We are using images for a ready-to-use HDP cluster.
Always pull the latest version of this repository before running anything!
If commands below fail, maybe you need to update Azure CLI 2.0 to the latest version
First remove all cluster machines (can be in any state, will be removed anyway):
python cluster_control.py --remove
Then proceed with all instructions below omitting --create_shared
and --create_aux
flags.
If you haven't created a cluster before, add --create_shared
flag which creates shared resources like a virtual network (need to do it once throughout the course).
If you create these machines for the first time, add --create_aux
flag which creates resources for virtual machines you create like IP address (need to do once per machine).
Run python create_cluster.py
to create 3 cluster nodes on 10.0.1.[21-23]
with private DNS names cluster[1-3]
using necessary flags described above.
After the scipt finishes you will see a public IP for each cluster node and a password for everything on each machine.
Now ssh to cluster1
machine (which is a master node). Run ssh ubuntu@[public IP of cluster1]
and enter the password.
Wait for cloud-init to finish (this is crucial):
Run tail -fn 100 /var/log/cloud-init-output.log
in remote shell and wait for
ALL DONE
...
Cloud-init v. 0.7.5 finished at Tue, 11 Apr 2017 11:13:50 +0000. Datasource DataSourceAzureNet [seed=/dev/sr0]. Up 247.74 seconds
cluster1
machine has a squid http proxy to access cluster network. Use the following settings:
- host: a public IP of
cluster1
- port: 3128
- user: ubuntu
- password: a passsword for
cluster1
generated after create script finishes
You can setup an http proxy in Google Chrome using a plugin described here.

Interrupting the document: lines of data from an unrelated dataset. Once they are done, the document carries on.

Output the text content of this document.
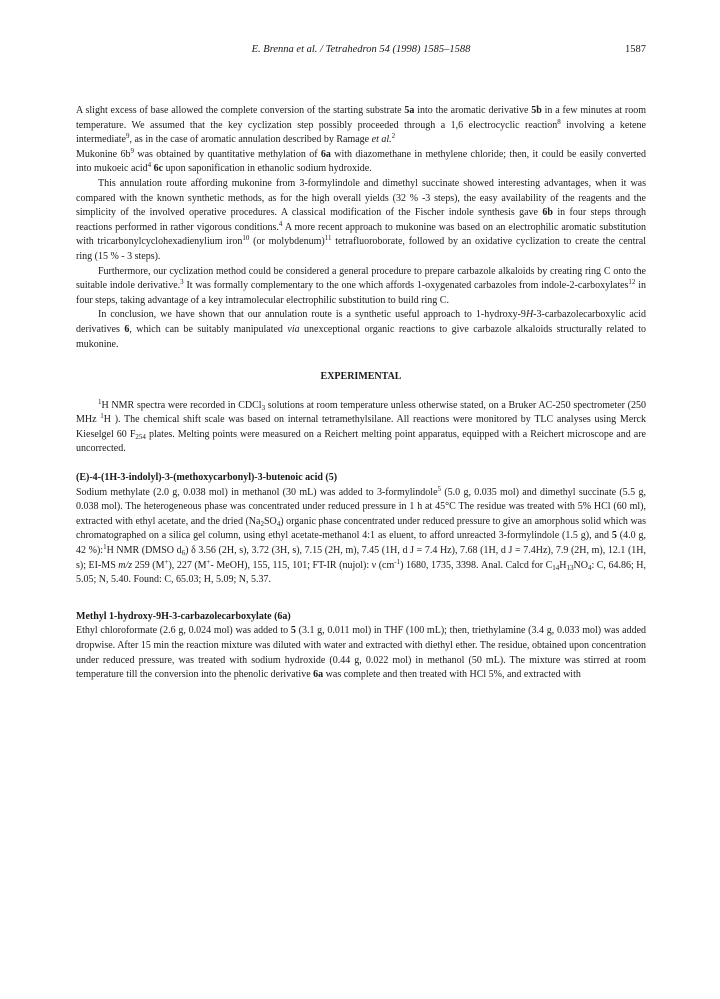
E. Brenna et al. / Tetrahedron 54 (1998) 1585–1588	1587

A slight excess of base allowed the complete conversion of the starting substrate 5a into the aromatic derivative 5b in a few minutes at room temperature. We assumed that the key cyclization step possibly proceeded through a 1,6 electrocyclic reaction$^8$ involving a ketene intermediate$^9$, as in the case of aromatic annulation described by Ramage et al.$^2$

Mukonine $6b^9$ was obtained by quantitative methylation of 6a with diazomethane in methylene chloride; then, it could be easily converted into mukoeic acid$^4$ 6c upon saponification in ethanolic sodium hydroxide.

This annulation route affording mukonine from 3-formylindole and dimethyl succinate showed interesting advantages, when it was compared with the known synthetic methods, as for the high overall yields (32 % -3 steps), the easy availability of the reagents and the simplicity of the involved operative procedures. A classical modification of the Fischer indole synthesis gave 6b in four steps through reactions performed in rather vigorous conditions.$^4$ A more recent approach to mukonine was based on an electrophilic aromatic substitution with tricarbonylcyclohexadienylium iron$^{10}$ (or molybdenum)$^{11}$ tetrafluoroborate, followed by an oxidative cyclization to create the central ring (15 % - 3 steps).

Furthermore, our cyclization method could be considered a general procedure to prepare carbazole alkaloids by creating ring C onto the suitable indole derivative.$^3$ It was formally complementary to the one which affords 1-oxygenated carbazoles from indole-2-carboxylates$^{12}$ in four steps, taking advantage of a key intramolecular electrophilic substitution to build ring C.

In conclusion, we have shown that our annulation route is a synthetic useful approach to 1-hydroxy-9H-3-carbazolecarboxylic acid derivatives 6, which can be suitably manipulated via unexceptional organic reactions to give carbazole alkaloids structurally related to mukonine.

EXPERIMENTAL

$^1$H NMR spectra were recorded in CDCl$_3$ solutions at room temperature unless otherwise stated, on a Bruker AC-250 spectrometer (250 MHz $^1$H ). The chemical shift scale was based on internal tetramethylsilane. All reactions were monitored by TLC analyses using Merck Kieselgel 60 $F_{254}$ plates. Melting points were measured on a Reichert melting point apparatus, equipped with a Reichert microscope and are uncorrected.

(E)-4-(1H-3-indolyl)-3-(methoxycarbonyl)-3-butenoic acid (5)

Sodium methylate (2.0 g, 0.038 mol) in methanol (30 mL) was added to 3-formylindole$^5$ (5.0 g, 0.035 mol) and dimethyl succinate (5.5 g, 0.038 mol). The heterogeneous phase was concentrated under reduced pressure in 1 h at 45°C The residue was treated with 5% HCl (60 ml), extracted with ethyl acetate, and the dried $(Na_2SO_4)$ organic phase concentrated under reduced pressure to give an amorphous solid which was chromatographed on a silica gel column, using ethyl acetate-methanol 4:1 as eluent, to afford unreacted 3-formylindole (1.5 g), and 5 (4.0 g, 42 %):$^1$H NMR (DMSO $d_6$) δ 3.56 (2H, s), 3.72 (3H, s), 7.15 (2H, m), 7.45 (1H, d J = 7.4 Hz), 7.68 (1H, d J = 7.4Hz), 7.9 (2H, m), 12.1 (1H, s); EI-MS m/z 259 (M+), 227 (M+- MeOH), 155, 115, 101; FT-IR (nujol): ν $(cm^{-1})$ 1680, 1735, 3398. Anal. Calcd for $C_{14}H_{13}NO_4$: C, 64.86; H, 5.05; N, 5.40. Found: C, 65.03; H, 5.09; N, 5.37.

Methyl 1-hydroxy-9H-3-carbazolecarboxylate (6a)

Ethyl chloroformate (2.6 g, 0.024 mol) was added to 5 (3.1 g, 0.011 mol) in THF (100 mL); then, triethylamine (3.4 g, 0.033 mol) was added dropwise. After 15 min the reaction mixture was diluted with water and extracted with diethyl ether. The residue, obtained upon concentration under reduced pressure, was treated with sodium hydroxide (0.44 g, 0.022 mol) in methanol (50 mL). The mixture was stirred at room temperature till the conversion into the phenolic derivative 6a was complete and then treated with HCl 5%, and extracted with
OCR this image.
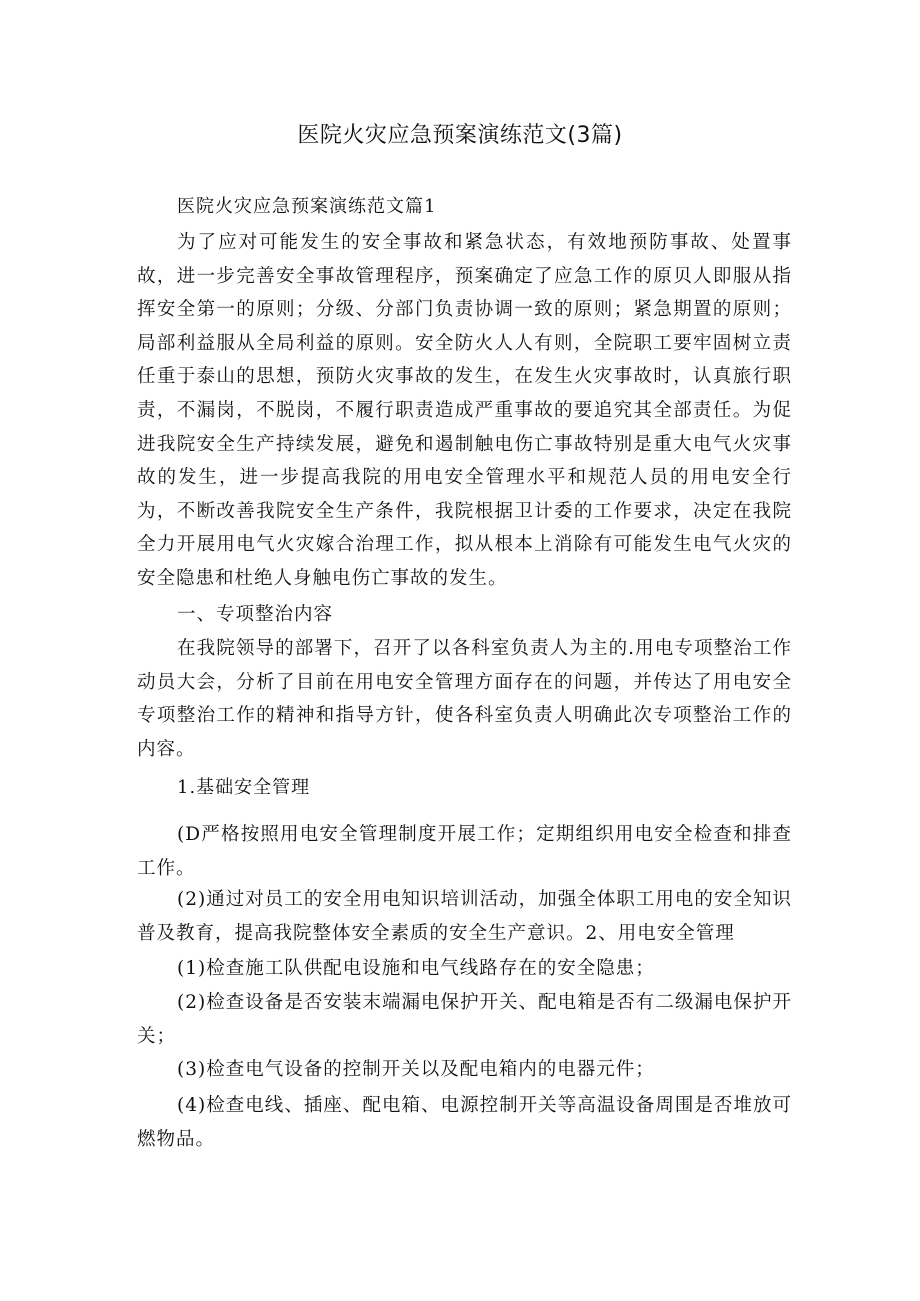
医院火灾应急预案演练范文(3篇)
医院火灾应急预案演练范文篇1

为了应对可能发生的安全事故和紧急状态，有效地预防事故、处置事故，进一步完善安全事故管理程序，预案确定了应急工作的原贝人即服从指挥安全第一的原则；分级、分部门负责协调一致的原则；紧急期置的原则；局部利益服从全局利益的原则。安全防火人人有则，全院职工要牢固树立责任重于泰山的思想，预防火灾事故的发生，在发生火灾事故时，认真旅行职责，不漏岗，不脱岗，不履行职责造成严重事故的要追究其全部责任。为促进我院安全生产持续发展，避免和遏制触电伤亡事故特别是重大电气火灾事故的发生，进一步提高我院的用电安全管理水平和规范人员的用电安全行为，不断改善我院安全生产条件，我院根据卫计委的工作要求，决定在我院全力开展用电气火灾嫁合治理工作，拟从根本上消除有可能发生电气火灾的安全隐患和杜绝人身触电伤亡事故的发生。

一、专项整治内容

在我院领导的部署下，召开了以各科室负责人为主的.用电专项整治工作动员大会，分析了目前在用电安全管理方面存在的问题，并传达了用电安全专项整治工作的精神和指导方针，使各科室负责人明确此次专项整治工作的内容。

1.基础安全管理

(D严格按照用电安全管理制度开展工作；定期组织用电安全检查和排查工作。

(2)通过对员工的安全用电知识培训活动，加强全体职工用电的安全知识普及教育，提高我院整体安全素质的安全生产意识。2、用电安全管理

(1)检查施工队供配电设施和电气线路存在的安全隐患；

(2)检查设备是否安装末端漏电保护开关、配电箱是否有二级漏电保护开关；

(3)检查电气设备的控制开关以及配电箱内的电器元件；

(4)检查电线、插座、配电箱、电源控制开关等高温设备周围是否堆放可燃物品。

Now it's time to start cluster components:
- Open Ambari (a Hadoop cluster management utility) via http proxy
http://cluster1:8080
, useadmin/admin
to authenticate. - Start Hadoop cluster components by clicking "Actions" -> "Start All".
Start Jupyter notebooks on cluster1
:
Run tmux
and then inside tmux run: ./start_notebook.sh
Open Notebooks using https://cluster1:9999
via http proxy or https://[public IP of cluster1]:9999
to access from the Internet.
Use generated password for cluster1
to access Jupyter Notebooks.
Stop (deallocate) resources when you don't need them. There will be no charges for VM usage, but all the data is still stored.
python cluster_control.py --start
- In Ambari select "Actions" -> "Start All", wait till it's done.
- In Ambari select "Actions" -> "Stop All", wait till it's done.
python cluster_control.py --stop
We don't have enough public IPs for all nodes, but you can still access these nodes via cluster1
node.
Run ssh cluster2
in cluster1
remote shell to access cluster2
.
Run parallel-ssh -i -t 0 -H "cluster1 cluster2 cluster3" "hostname"
in cluster1
remote shell.
- (fixed with maintance mode) Grafana fails to start automatically (because somehow it is already running), probably a bug (grafana/grafana#1990).